Unit 1- Lab Techniques Flashcards
What is the difference between linear and log dilutions?
A linear dilution series consists of a range of dilutions that differ by an equal interval. Each solution is made up separately from a stock solution meaning error is not carried on to the next dilution. A log dilution series consists of a range of different dilutions that differ by a constant proportion. Each solution becomes the stock solution for the next dilution meaning any error is carried.
What is colorimetry and what can it be used for?
A colorimeter can be used to measure the concentration of pigment in a solution, the turbidity of liquid or the density of cells in a culture. It is does this by electronically recording the amount of light absorbed in a sample in a small cuvette. A standard curve can be created with an equation from the line of best fit allowing you to determine the concentration of unknown samples.
What are pH buffers and why do we need them?
Buffers are aqueous solutions that show very little variation in their pH despite addition of acids or alkalis. They are used to make sure the pH in experiments remain constant as pH affects most biological systems.
How does centrifugation work?
It separates materials by their density, material is rotated and the resultant g force causes components to separate. The most dense liquid forms a pellet and the liquid above is known as the supernatant.
How does paper and thin-layer chromatography separate proteins?
By their solubility
How does affinity chromatography work?
It used for the separation of one particular protein from a mixture. An antibody or ligand specific for binding with the protein is immobilised in an agarose gel in a column. When the mixture is poured through the column only the protein of interest binds to the antibody or ligand within the column. This protein can then be separated by washing the column with a ph buffer or free ligand.
How does protein electrophoresis work?
This uses current through a buffer to separate the proteins. The tank is set up with a positive and negative terminal. The fragments move towards the electrode with the opposite charge and small fragments will move more quickly as they do not get tangled up in the agarose gel.
What is the iso-electric point of a protein?
The pH at which a protein carries no net electrical charge.
How does iso-electric focusing work?
A pH gradient is set up along a tube of polyacrylamide gel using a mixture of special buffers. Each protein in the sample that is loaded onto the gel will move until it reaches the pH corresponding to its IEP. At this pH, the protein will move no further and form a band which can be visualized after staining.
How are monoclonal antibodies produced?
To produce pure monoclonal antibodies, a single line of B lymphocytes must be grown, each secreting the same specific antibody. B lymphocytes can be harvested from the spleen of a mouse that has been exposed to a specific antigen several weeks earlier.
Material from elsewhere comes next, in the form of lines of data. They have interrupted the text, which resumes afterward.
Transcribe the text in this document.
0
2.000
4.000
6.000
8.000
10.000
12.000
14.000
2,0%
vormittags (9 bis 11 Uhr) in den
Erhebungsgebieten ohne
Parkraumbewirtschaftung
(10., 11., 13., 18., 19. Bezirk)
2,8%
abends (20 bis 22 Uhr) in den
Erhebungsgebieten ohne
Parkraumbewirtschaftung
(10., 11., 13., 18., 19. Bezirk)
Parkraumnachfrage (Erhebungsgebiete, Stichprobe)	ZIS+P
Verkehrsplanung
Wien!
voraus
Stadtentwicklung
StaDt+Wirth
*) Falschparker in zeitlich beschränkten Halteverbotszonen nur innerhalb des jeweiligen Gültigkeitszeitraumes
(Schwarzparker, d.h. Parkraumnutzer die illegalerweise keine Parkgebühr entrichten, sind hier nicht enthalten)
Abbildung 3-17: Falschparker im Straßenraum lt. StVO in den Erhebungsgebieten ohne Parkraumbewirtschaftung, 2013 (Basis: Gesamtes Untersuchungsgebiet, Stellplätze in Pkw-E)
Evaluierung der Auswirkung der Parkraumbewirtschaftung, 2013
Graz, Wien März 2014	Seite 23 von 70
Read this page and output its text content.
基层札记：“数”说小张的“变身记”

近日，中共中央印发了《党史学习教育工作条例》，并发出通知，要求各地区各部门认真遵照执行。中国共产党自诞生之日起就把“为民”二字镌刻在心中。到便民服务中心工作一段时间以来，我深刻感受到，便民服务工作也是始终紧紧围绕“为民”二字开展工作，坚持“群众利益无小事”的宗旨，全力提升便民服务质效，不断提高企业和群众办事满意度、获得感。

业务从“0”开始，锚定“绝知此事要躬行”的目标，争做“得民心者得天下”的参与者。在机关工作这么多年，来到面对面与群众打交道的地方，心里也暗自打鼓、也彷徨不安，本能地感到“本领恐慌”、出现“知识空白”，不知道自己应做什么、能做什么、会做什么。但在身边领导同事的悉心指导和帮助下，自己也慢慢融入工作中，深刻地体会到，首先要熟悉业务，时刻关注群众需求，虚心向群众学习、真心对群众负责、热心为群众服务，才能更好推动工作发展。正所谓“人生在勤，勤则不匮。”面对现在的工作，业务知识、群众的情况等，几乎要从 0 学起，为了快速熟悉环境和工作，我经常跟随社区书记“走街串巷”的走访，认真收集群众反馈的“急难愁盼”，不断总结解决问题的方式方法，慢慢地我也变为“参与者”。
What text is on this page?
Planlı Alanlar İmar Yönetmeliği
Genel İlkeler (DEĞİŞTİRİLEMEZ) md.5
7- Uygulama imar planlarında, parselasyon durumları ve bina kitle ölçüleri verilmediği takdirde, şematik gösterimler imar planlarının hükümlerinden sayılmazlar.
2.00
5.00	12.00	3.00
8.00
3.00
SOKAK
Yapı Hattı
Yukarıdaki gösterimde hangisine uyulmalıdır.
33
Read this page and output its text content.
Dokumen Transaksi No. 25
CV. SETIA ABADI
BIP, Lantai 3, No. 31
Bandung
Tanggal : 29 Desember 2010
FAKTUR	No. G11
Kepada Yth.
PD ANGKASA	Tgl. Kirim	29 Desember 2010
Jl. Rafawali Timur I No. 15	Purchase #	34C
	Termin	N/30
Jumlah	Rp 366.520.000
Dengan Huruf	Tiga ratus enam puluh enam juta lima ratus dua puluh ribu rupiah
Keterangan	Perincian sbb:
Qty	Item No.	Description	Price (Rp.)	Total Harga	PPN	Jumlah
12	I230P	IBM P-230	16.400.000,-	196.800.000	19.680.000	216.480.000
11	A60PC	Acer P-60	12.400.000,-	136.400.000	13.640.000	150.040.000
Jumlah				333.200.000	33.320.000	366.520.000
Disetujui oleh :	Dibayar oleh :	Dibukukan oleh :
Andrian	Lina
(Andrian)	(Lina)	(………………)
B lymphocytes do not divide in culture. To get around this problem the cells are fused with myeloma (cancer) cells from an immortal cell line, using polyethylene gel (PEG). The cells produced are called hybridomas. Dilution ensures that each hybridoma is placed in its own screening well.
Through the use of selective media, the hybridoma cell line, capable of producing the specific antibody of interest can be identified. Cultures can then grown in fermenters and each immortal hybridoma cell line produces only one type of antibody so it is monoclonal.
The secreted antibody is extracted and purified using centrifugation.
What are potential uses of monoclonal antibodies?
Targeted cancer therapies, detection and diagnosing disease e.g. HIV and meningitis.
How does ELISA work?
ELISA uses monoclonal antibodies that have an enzyme attached. This reporter enzyme catalyses a colour-change reaction that is used to detect and quantify the presence of a specific antigen. If the antigen is present, the antibody binds allowing, the reporter enzyme to produce a coloured product which is visual conformation of the antigen’s presence. If the antigen is not present, the antibody cannot bind and the enzyme is washed away before any reaction can take place.
How does fluorescent labeled protein blotting work?
Used for identifying specific proteins that have been separated by gel electrophoresis. The proteins are blotted from the gel onto a nitrocellulose membrane or nylon filter, recording their final positions on a more convenient material. The filter is then flooded with fluorescent labeled monoclonal antibodies. Because the antibodies are specific to a protein by labelling them you can identify the protein once they have bound. Once the antibodies have bound the excess is washed away. When exposed to light of particular wavelengths the fluorescent labeled antibodies allow the precise location of their specific target proteins to be identified. A fluorescent labeled protein blot allows the location of the target protein to be precisely identified.
What is aseptic technique?
A set of precautions taken to prevent contamination. For example, the use of sterile materials and the appropriate treatment of the source tissue.
How does methylene blue allow you to identify dead and alive cells?
Only dead cells are stained blue whereas live cells are colourless as they are able to actively pump out the stain.